Disclaimer: Claimed permissions to disclose project details

First things first - Brief Introduction

What is Cloud Images Tool(CIMG)?

CIMG, or Cloud Images Tool, is a cloud-native platform for developing and deploying conventional and ML/AI image analysis workflows. Users can conveniently perform image analysis tasks directly in a web browser, enhancing accessibility and usability.

Reason for Redesign - Problem Statement

Redesigning the interface to reduce workload by increasing flexibility and scalability through the following improvements:

Auditing Old vs New Home Pages

How did the newbie in Biotech lead the project adapting to complexity?

Step 1: Get onboarded into the project

An internal team meeting to discuss:

• The problem statement

• Quick overview and functioning of the tool

• Budget limitations

• Scope of the project

• Sprint planning of the project

• Timeline: 04/10/2023 - 07/27/2023

Step 2: DIY discovery adventure [Tool Research Interviews]

After collaborating with my mentor (Sr. UX Designer) and manager to identify key stakeholders, I reviewed Cimg resources and familiarised myself with the tool through discussions with the Cimg developer and prepared targeted questions.

Step 3: Research to visualising the flow [understanding common flows to maintain adaptability]

Research interviews showed diverse tool uses across teams, each familiar only with their own use cases. I streamlined these workflows into a unified navigational path, working closely with the Project Manager and Developer to enhance understanding.

• The flow outlined below is consistent across teams and crucial to maintain uniformity.

Step 4: From the map, into the users mind : 6 User Interviews, 1 Workshop later challenges were listed and synthesised

Six interviews were my gateway to user's current expectations, future goals, and deepest concerns.

But,

• Out-of-Scope challenges post-workshop:

• Multiple Images: Excluded to prioritise visibility.
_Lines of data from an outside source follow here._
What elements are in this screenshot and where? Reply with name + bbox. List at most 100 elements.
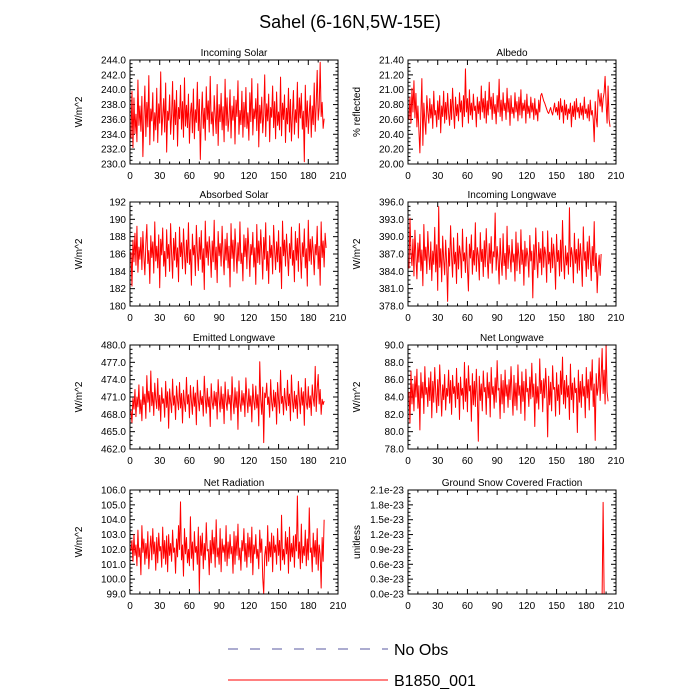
x-tick-label: 150 bbox=[548, 171, 565, 182]
y-axis-label: W/m^2 bbox=[352, 381, 363, 412]
x-tick-label: 180 bbox=[300, 456, 317, 467]
x-tick-label: 30 bbox=[154, 456, 166, 467]
y-tick-label: 21.00 bbox=[379, 85, 404, 96]
y-axis-label: W/m^2 bbox=[74, 381, 85, 412]
y-tick-label: 244.0 bbox=[101, 56, 126, 67]
x-tick-label: 90 bbox=[214, 601, 226, 612]
x-tick-label: 120 bbox=[519, 456, 536, 467]
legend-label-0: No Obs bbox=[394, 642, 448, 659]
x-tick-label: 120 bbox=[241, 171, 258, 182]
panel-2: Absorbed Solar W/m^2 0 30 60 90 120 150 180 210 18… bbox=[74, 190, 347, 324]
x-tick-label: 0 bbox=[127, 456, 133, 467]
y-tick-label: 82.0 bbox=[385, 410, 405, 421]
y-axis-label: W/m^2 bbox=[74, 238, 85, 269]
y-tick-label: 480.0 bbox=[101, 341, 126, 352]
x-tick-label: 210 bbox=[608, 171, 625, 182]
series-line-b1850_001 bbox=[130, 495, 325, 595]
x-tick-label: 30 bbox=[432, 456, 444, 467]
x-tick-label: 60 bbox=[462, 601, 474, 612]
y-tick-label: 384.0 bbox=[379, 267, 404, 278]
y-tick-label: 180 bbox=[109, 302, 126, 313]
x-tick-label: 120 bbox=[519, 171, 536, 182]
x-tick-label: 210 bbox=[608, 313, 625, 324]
y-tick-label: 104.0 bbox=[101, 515, 126, 526]
x-tick-label: 60 bbox=[462, 313, 474, 324]
y-tick-label: 105.0 bbox=[101, 500, 126, 511]
x-tick-label: 180 bbox=[300, 171, 317, 182]
series-line-b1850_001 bbox=[130, 361, 325, 444]
x-tick-label: 0 bbox=[127, 313, 133, 324]
x-tick-label: 90 bbox=[214, 456, 226, 467]
y-tick-label: 1.2e-23 bbox=[370, 530, 404, 541]
y-tick-label: 234.0 bbox=[101, 130, 126, 141]
panel-3: Incoming Longwave W/m^2 0 30 60 90 120 150 180 21… bbox=[352, 190, 625, 324]
x-tick-label: 90 bbox=[214, 171, 226, 182]
series-line-b1850_001 bbox=[408, 206, 602, 302]
panels-grid: Incoming Solar W/m^2 0 30 60 90 120 150 180 210 23… bbox=[74, 48, 625, 612]
y-tick-label: 103.0 bbox=[101, 530, 126, 541]
y-tick-label: 186 bbox=[109, 250, 126, 261]
plot-frame bbox=[129, 59, 339, 165]
series-line-b1850_001 bbox=[408, 345, 609, 442]
y-tick-label: 90.0 bbox=[385, 341, 405, 352]
x-tick-label: 90 bbox=[492, 171, 504, 182]
y-tick-label: 474.0 bbox=[101, 375, 126, 386]
plot-frame bbox=[407, 489, 617, 595]
y-tick-label: 477.0 bbox=[101, 358, 126, 369]
x-tick-label: 150 bbox=[548, 601, 565, 612]
y-tick-label: 232.0 bbox=[101, 145, 126, 156]
panel-title: Net Longwave bbox=[480, 333, 544, 344]
y-axis-label: W/m^2 bbox=[74, 96, 85, 127]
x-tick-label: 60 bbox=[184, 456, 196, 467]
y-tick-label: 0.0e-23 bbox=[370, 590, 404, 601]
y-tick-label: 393.0 bbox=[379, 215, 404, 226]
panel-title: Albedo bbox=[496, 48, 528, 59]
x-tick-label: 30 bbox=[154, 171, 166, 182]
x-tick-label: 0 bbox=[405, 313, 411, 324]
y-tick-label: 378.0 bbox=[379, 302, 404, 313]
x-tick-label: 180 bbox=[578, 313, 595, 324]
x-tick-label: 90 bbox=[492, 601, 504, 612]
y-tick-label: 88.0 bbox=[385, 358, 405, 369]
x-tick-label: 0 bbox=[405, 601, 411, 612]
x-tick-label: 30 bbox=[154, 313, 166, 324]
x-tick-label: 210 bbox=[330, 313, 347, 324]
y-axis-label: % reflected bbox=[352, 87, 363, 137]
x-tick-label: 60 bbox=[462, 171, 474, 182]
x-tick-label: 90 bbox=[492, 313, 504, 324]
y-tick-label: 20.60 bbox=[379, 115, 404, 126]
y-axis-label: W/m^2 bbox=[352, 238, 363, 269]
x-tick-label: 60 bbox=[462, 456, 474, 467]
figure-title: Sahel (6-16N,5W-15E) bbox=[259, 12, 441, 32]
y-tick-label: 465.0 bbox=[101, 427, 126, 438]
y-tick-label: 471.0 bbox=[101, 393, 126, 404]
y-tick-label: 21.40 bbox=[379, 56, 404, 67]
x-tick-label: 150 bbox=[270, 171, 287, 182]
y-tick-label: 106.0 bbox=[101, 486, 126, 497]
plot-frame bbox=[129, 201, 339, 307]
x-tick-label: 210 bbox=[330, 601, 347, 612]
x-tick-label: 0 bbox=[405, 171, 411, 182]
x-tick-label: 150 bbox=[270, 601, 287, 612]
y-tick-label: 20.40 bbox=[379, 130, 404, 141]
y-tick-label: 242.0 bbox=[101, 70, 126, 81]
y-tick-label: 20.20 bbox=[379, 145, 404, 156]
legend-label-1: B1850_001 bbox=[394, 673, 476, 690]
x-tick-label: 210 bbox=[330, 171, 347, 182]
legend: No Obs B1850_001 bbox=[228, 642, 476, 690]
y-tick-label: 188 bbox=[109, 232, 126, 243]
y-tick-label: 182 bbox=[109, 284, 126, 295]
plot-frame bbox=[407, 201, 617, 307]
series-line-b1850_001 bbox=[130, 219, 327, 291]
y-tick-label: 20.80 bbox=[379, 100, 404, 111]
panel-4: Emitted Longwave W/m^2 0 30 60 90 120 150 180 210… bbox=[74, 333, 347, 467]
y-tick-label: 99.0 bbox=[107, 590, 127, 601]
y-tick-label: 192 bbox=[109, 198, 126, 209]
y-axis-label: W/m^2 bbox=[74, 526, 85, 557]
y-tick-label: 20.00 bbox=[379, 160, 404, 171]
panel-title: Absorbed Solar bbox=[200, 190, 270, 201]
panel-5: Net Longwave W/m^2 0 30 60 90 120 150 180 210 78.0… bbox=[352, 333, 625, 467]
y-tick-label: 381.0 bbox=[379, 284, 404, 295]
y-tick-label: 21.20 bbox=[379, 70, 404, 81]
• Multiple Algorithms: Excluded due to increased cognitive load and reduced processing speed, which significantly impacts tool functionality.

• Translating complex user data into clear requirements though pattern analysis

In summary, scientific researchers need a solution with a personalised brand identity, seamless accessibility, and intuitive features to boost productivity, enhance visibility, and streamline workflows.

Step 5: From requirements approval to design inspiration: Leveraging image processing tools(Figi & Omero) and data categorisation techniques for Low-Fidelity sketches

Step 6: Refined Low-Fidelity Designs: Finalised after 3 A/B testing Iterations

Taking into account users' need to constantly see image files, algorithms and image view panel, I designed new wireframes.

Step 7: Designed responsive, user-focused high-fidelity visuals powered by eye-tracking, first click test and usability insights

Using eye-tracking and first-click testing helped in crafting intuitive, user-centric features—visible when and how users need them.

How to navigate and access the Image ?

How to apply necessary edits/filters to the image selected and run it?

• Later, I promptly applied Heuristic Evaluation in collaboration with the design team.

Step 8: Testing, Testing 1,2,3.. : What users' had to Say!

• Crafted scenarios and prototypes for usability testing.

• Collected feedback after each task and conducted SUS evaluation at the end of the session.

• Implemented insights into the design.

Next Steps (saved for our future discussion)

• I presented the end responsive prototype to the scientific research teams and computational sciences head team.

• Presented detailed documentation of the project and submitted it for budget approval and to the scientific research team.

Learning Curve

• Listing clear project requirements is the easiest way to find the solution.

• Always keep the stakeholders updated— a top-rated suggestion for good reason.

• Test interfaces effectively in early stage and not only during usability testing to avoid surprises and delay in projects.